To measure pedestrian traffic, LISC NYC is working with the firm Motionloft, which has temporarily installed electronic sensors on each corridor that tabulate passersby. Counts are hourly, in near-real-time, and are cross-referenced with weather conditions and seasons. Sensors were installed in January, 2018, to count pedestrians before WHEDco’s storefront improvement and wayfinding projects are to be deployed to develop a baseline; sensors will remain up for five months to also capture data after the projects are fully implemented.
“The pedestrian counts are essential to help us understand the impact of the projects, but the data is also helpful in other ways,” says Erika Van Gundy, a community development officer at LISC NYC who is helping to administer the Corridor Challenge Project. “The pedestrian data can be used by merchants in each corridor to help inform decisions around their opening hours.
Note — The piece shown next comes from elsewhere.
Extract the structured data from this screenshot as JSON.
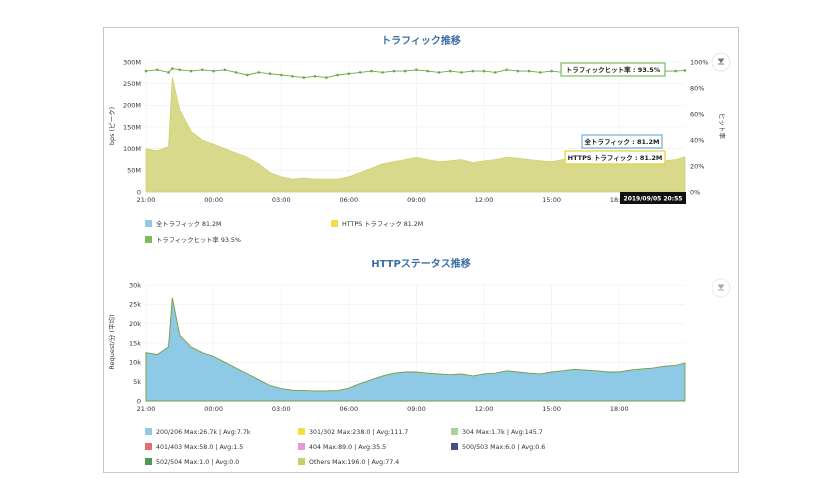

Or local brokers might use it to communicate the strength of the market to potential businesses looking to locate in the area, which would help address vacancy levels.”
To understand how people’s perceptions about the corridor change after the early-action projects are implemented, a so-called intercept survey was administered in the fall of 2017 to 110 passersby on Southern Boulevard (in English and in Spanish) to ask about their shopping habits and perceptions of neighborhood in terms of personal safety, shopping quality, and attractiveness of streetscape and storefronts. Additional questions were asked in the Bronx about the perceived impact of the long-term construction along the boulevard. The survey will be repeated in the summer after the storefront and wayfinding projects have been completed to see how perceptions change. Finally, WHEDco will work with local business owners to understand changes in customer volumes and sales, as well as ways in which the program has helped them to be better connected with community partners and other businesses.
What’s Next
Storefront improvement grants have been approved for three businesses at the Freeman Street intersection. WHEDco is working with them now to obtain quotes from contractors for painting, updated signage, and new lighting in just a few more weeks. “We did extensive outreach to business owners along the corridor and then we started working with the business owners who expressed an interest in participating. As it turns out, we already had good long-standing relationships with each of them,” says WHEDco’s Vega Valdivieso. “In communities that have experienced disinvestment for so long, we find there can initially be a lack of trust or comfort participating in new initiatives like this. But after people see it happen, we expect other business owners will apply for grants, too.”
The wayfinding project is also about to be implemented. Final approvals from city agencies are being obtained for signs clearly communicating that stores along the strip are open for business and encouraging pedestrians to explore the various shops, restaurants, and other offerings on the corridor to be hung on the ubiquitous construction barricades and tree guards that line the boulevard and its sidewalks.
This summer, after implementation, we will share an update describing impacts and lessons learned.